Eis alguns eventos dos últimos tempos que nos deviam preocupar:

O primeiro-ministro com mais tempo para “trabalhar”. O primeiro-ministro só terá de ir obrigatoriamente à Assembleia da República uma vez de dois em dois meses, numa votação de Bloco Central mas que teve 28 socialistas e apenas 7 sociais-democratas a votarem contra. Vai ser assim a partir de Setembro, uma decisão que nos deixa com mais perguntas do que respostas.

O que leva um partido da oposição, como o PSD (todos os outros foram contra), a querer o primeiro-ministro menos vezes no Parlamento? E porque razão decidir agora, quando o Governo depende mais do que nunca do Parlamento – não há Gerigonça 2.0, apesar de António Costa dizer que a quer –, quando estamos perante a pior crise das nossas vidas e quando vão chegar a muito curto prazo de Bruxelas o equivalente a 3% do PIB de 2019 que teremos de aplicar até 2023? E porque razão ainda deixar que isso aconteça quando são preocupantes os sinais de controlo do Estado por parte do Governo, dificultando o seu escrutínio em diversas frentes, colocando pedras nos pesos e contrapesos que o regime tem? (Veja-se o Tribunal de Contas, com a pandemia a justificar que seja contornado; veja-se o que se quer fazer com a Unidade Técnica de Apoio Orçamental a pretexto de alterações à Lei de Enquadramento Orçamental ou ainda como o Governo acabou por fazer transitar o ex-ministro das Finanças para governador do Banco de Portugal em pouco mais de um mês, só para dar poucos exemplos).

O líder do PSD Rui Rio justifica essa convergência com a vontade de António Costa, considerando que os debates quinzenais não são eficazes no escrutínio do Governo e que o primeiro-ministro não pode passar a vida no Parlamento, tem de trabalhar. Enganámo-nos os que pensámos que prestar contas aos eleitos pelo povo era um dos mais importantes trabalhos do primeiro-ministro. E se o escrutínio não se faz é, frequentemente, porque o Governo se recusa a responder. Um exemplo no último debate do Estado da Nação. O deputado do PSD Ricardo Batista Leite quer saber a razão de entregar à ANA as multas aplicadas a quem entra em Portugal sem teste de Covid feito, em vez de usar esses recursos também para o SNS. O que respondeu a ministra da Saúde? Que o SNS não precisa de dinheiro e que não foi o PS a privatizar a ANA. E por aqui se ficou, como se as respostas de Marta Temido fizessem algum sentido. Ninguém ficou esclarecido e não foi por responsabilidade de uma pergunta que não fosse justificada.

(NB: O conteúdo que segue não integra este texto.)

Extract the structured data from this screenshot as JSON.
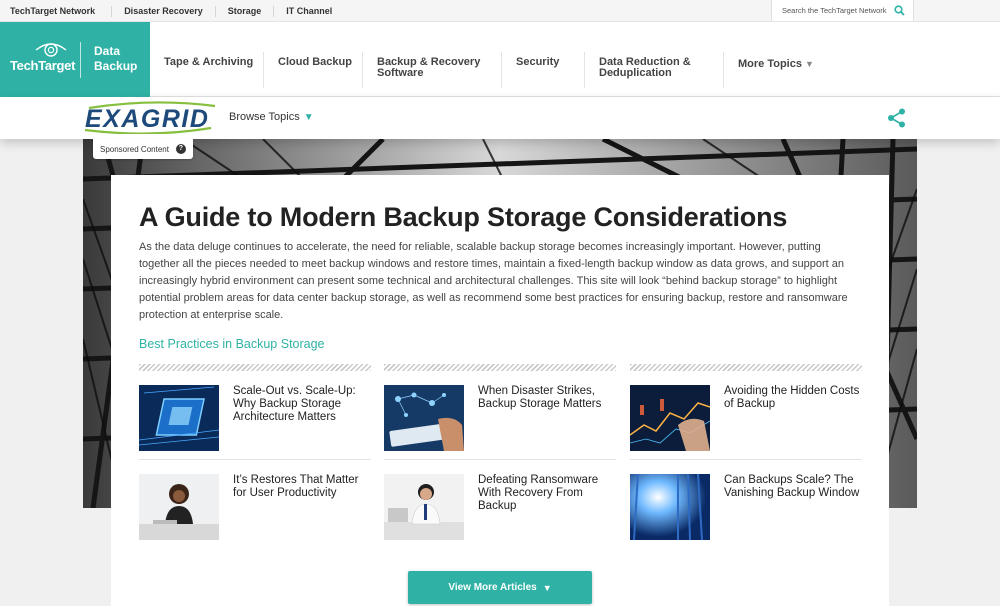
{
  "network_bar": {
    "links": [
      "TechTarget Network",
      "Disaster Recovery",
      "Storage",
      "IT Channel"
    ],
    "search_placeholder": "Search the TechTarget Network"
  },
  "brand": {
    "logo_text": "TechTarget",
    "section_line1": "Data",
    "section_line2": "Backup",
    "color": "#2fb2a5"
  },
  "nav": [
    {
      "line1": "Tape & Archiving",
      "line2": ""
    },
    {
      "line1": "Cloud Backup",
      "line2": ""
    },
    {
      "line1": "Backup & Recovery",
      "line2": "Software"
    },
    {
      "line1": "Security",
      "line2": ""
    },
    {
      "line1": "Data Reduction &",
      "line2": "Deduplication"
    },
    {
      "line1": "More Topics",
      "line2": ""
    }
  ],
  "sponsor": {
    "logo_text": "EXAGRID",
    "browse_label": "Browse Topics",
    "badge": "Sponsored Content"
  },
  "main": {
    "title": "A Guide to Modern Backup Storage Considerations",
    "intro": "As the data deluge continues to accelerate, the need for reliable, scalable backup storage becomes increasingly important. However, putting together all the pieces needed to meet backup windows and restore times, maintain a fixed-length backup window as data grows, and support an increasingly hybrid environment can present some technical and architectural challenges. This site will look “behind backup storage” to highlight potential problem areas for data center backup storage, as well as recommend some best practices for ensuring backup, restore and ransomware protection at enterprise scale.",
    "section_title": "Best Practices in Backup Storage",
    "articles": [
      {
        "title": "Scale-Out vs. Scale-Up: Why Backup Storage Architecture Matters",
        "thumb": "circuit-chip-image"
      },
      {
        "title": "When Disaster Strikes, Backup Storage Matters",
        "thumb": "tablet-network-image"
      },
      {
        "title": "Avoiding the Hidden Costs of Backup",
        "thumb": "finance-chart-image"
      },
      {
        "title": "It’s Restores That Matter for User Productivity",
        "thumb": "woman-laptop-image"
      },
      {
        "title": "Defeating Ransomware With Recovery From Backup",
        "thumb": "man-desk-image"
      },
      {
        "title": "Can Backups Scale? The Vanishing Backup Window",
        "thumb": "datacenter-light-image"
      }
    ],
    "more_button": "View More Articles"
  }
}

Com o que se decidiu, o regime fica politicamente mais pobre, os deputados do PS e do PSD que não tiveram a coragem de votar contra desvalorizaram o papel que têm, mais jovem verão ainda mais o Parlamento como uma instituição que não percebem para que serve. E se o objectivo foi calar o Chega e o Iniciativa Liberal, é um preocupante sinal de que não se está a perceber como e porque é que esses partidos, especialmente o Chega, estão a conquistar eleitores. A política também tem horror ao vazio e um debate que não se faz no Parlamento far-se-á noutros lugares, pior enquadrado e gerando mais riscos para a democracia. A censura nunca foi boa.

Tudo se compra, tudo se vende, depende do preço? Será esta uma realidade por muito que desejemos que não seja assim? Pois é uma das mais horríveis constatações destes últimos tempos. Todos festejamos os biliões que foram aprovados numa das mais longas Cimeiras europeias da sua história. Mas por trás desses biliões houve uma cedência europeia e todos passámos a ser cúmplices do que se passar na Hungria e na Polónia, dois países que começam a ser generalizadamente apontados como não sendo democracias.

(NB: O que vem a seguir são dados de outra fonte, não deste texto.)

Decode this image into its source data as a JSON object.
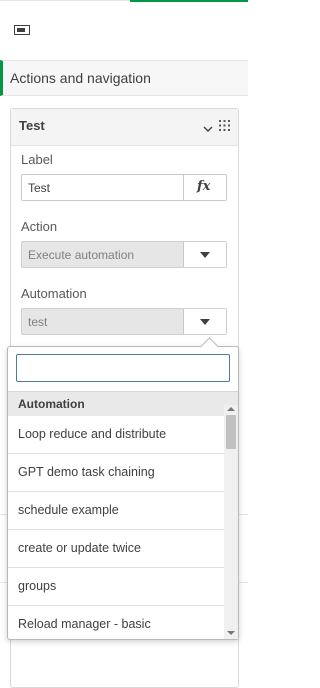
{
  "header": {
    "panel_toggle_icon": "panel-toggle-icon"
  },
  "section": {
    "title": "Actions and navigation",
    "accent_color": "#009845"
  },
  "card": {
    "title": "Test",
    "collapse_icon": "chevron-down-icon",
    "drag_icon": "drag-handle-icon",
    "label": {
      "title": "Label",
      "value": "Test",
      "expression_button": "fx"
    },
    "action": {
      "title": "Action",
      "value": "Execute automation"
    },
    "automation": {
      "title": "Automation",
      "value": "test"
    }
  },
  "dropdown": {
    "search_value": "",
    "group_label": "Automation",
    "items": [
      "Loop reduce and distribute",
      "GPT demo task chaining",
      "schedule example",
      "create or update twice",
      "groups",
      "Reload manager - basic"
    ]
  }
}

António Costa foi ao ponto de se reunir com Viktor Orbán num pragmatismo que lhe gerou justas criticas, das quais até se defendeu num artigo de opinião no Públici, em resposta a Rui Tavares. Disse o primeiro-ministro que “o Estado de Direito deve ser tratado na sede própria e os valores não se compram nem se negoceiam”, a clarificar a sua posição em critica a uma notícia da Lusa, como se pode ler aqui. Pois parece que sim, que não se compram mas podem estar à venda como se afirma na newsletter do Politico.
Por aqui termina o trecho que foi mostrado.